A Powerful Tool, but with Power Comes Responsibility
Overall Satisfaction with Optimizely
Our Insights & Analytics team is using Optimizely. Some other teams also use it if they need to insert some JavaScript onto a page to test other functionality (such as a chatbot).
It allows us to perform minor A/B testing to determine which changes customers respond to when browsing our site and purchasing our products.
It allows us to perform minor A/B testing to determine which changes customers respond to when browsing our site and purchasing our products.
Pros
- Insert code as the page is rendering. This can be helpful for quick visual fixes or inserting code for testing.
- Performing A/B testing for minor visual changes to the site.
- Collecting all tests in a single interface that allows multiple people to see what's being tested.
Cons
- It slows down the rendering of a webpage because it's a third-party script. If you set it to render asynchronously or after the page is rendered, you see flickering.

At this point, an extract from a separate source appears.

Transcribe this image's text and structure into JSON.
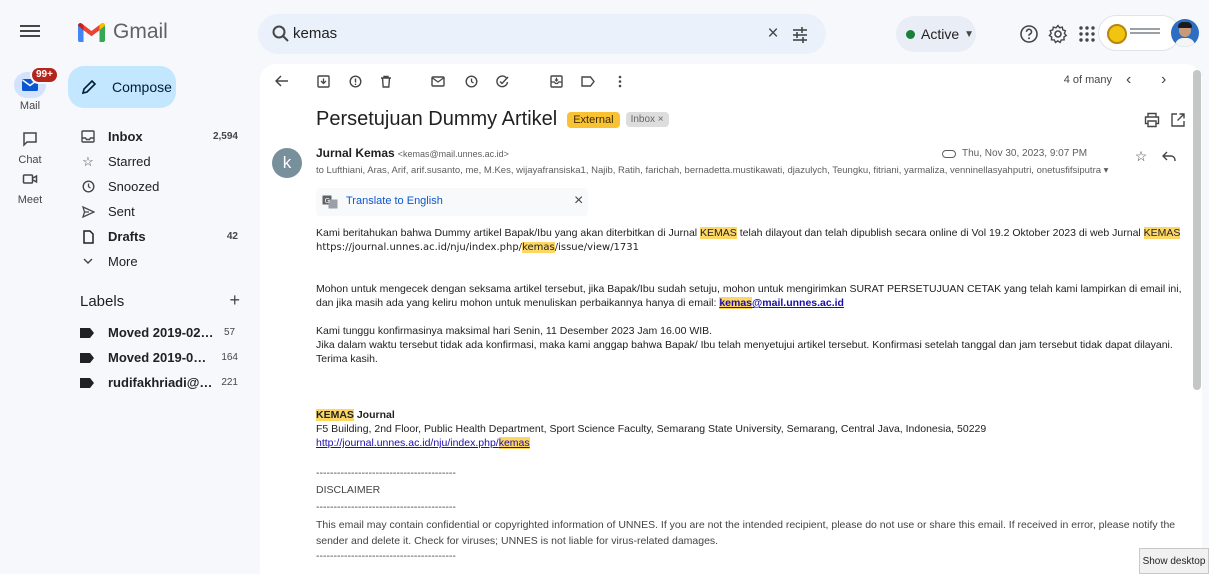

- This may be how it's implemented, but our web team typically has no idea when tests are going live as there are no notifications set up. Things can get broken on the site without us knowing.
- There's no easy way to see what tests are running and what they affect without going into the management interface.
- It has helped us experiment without doing deployments or having our development team write code.
- It has added some confusion and is "yet another thing somebody else is doing to mess up our site."
- It has informed some of our checkout designs/implementations.
I haven't personally tested anything else aside from Optimizely.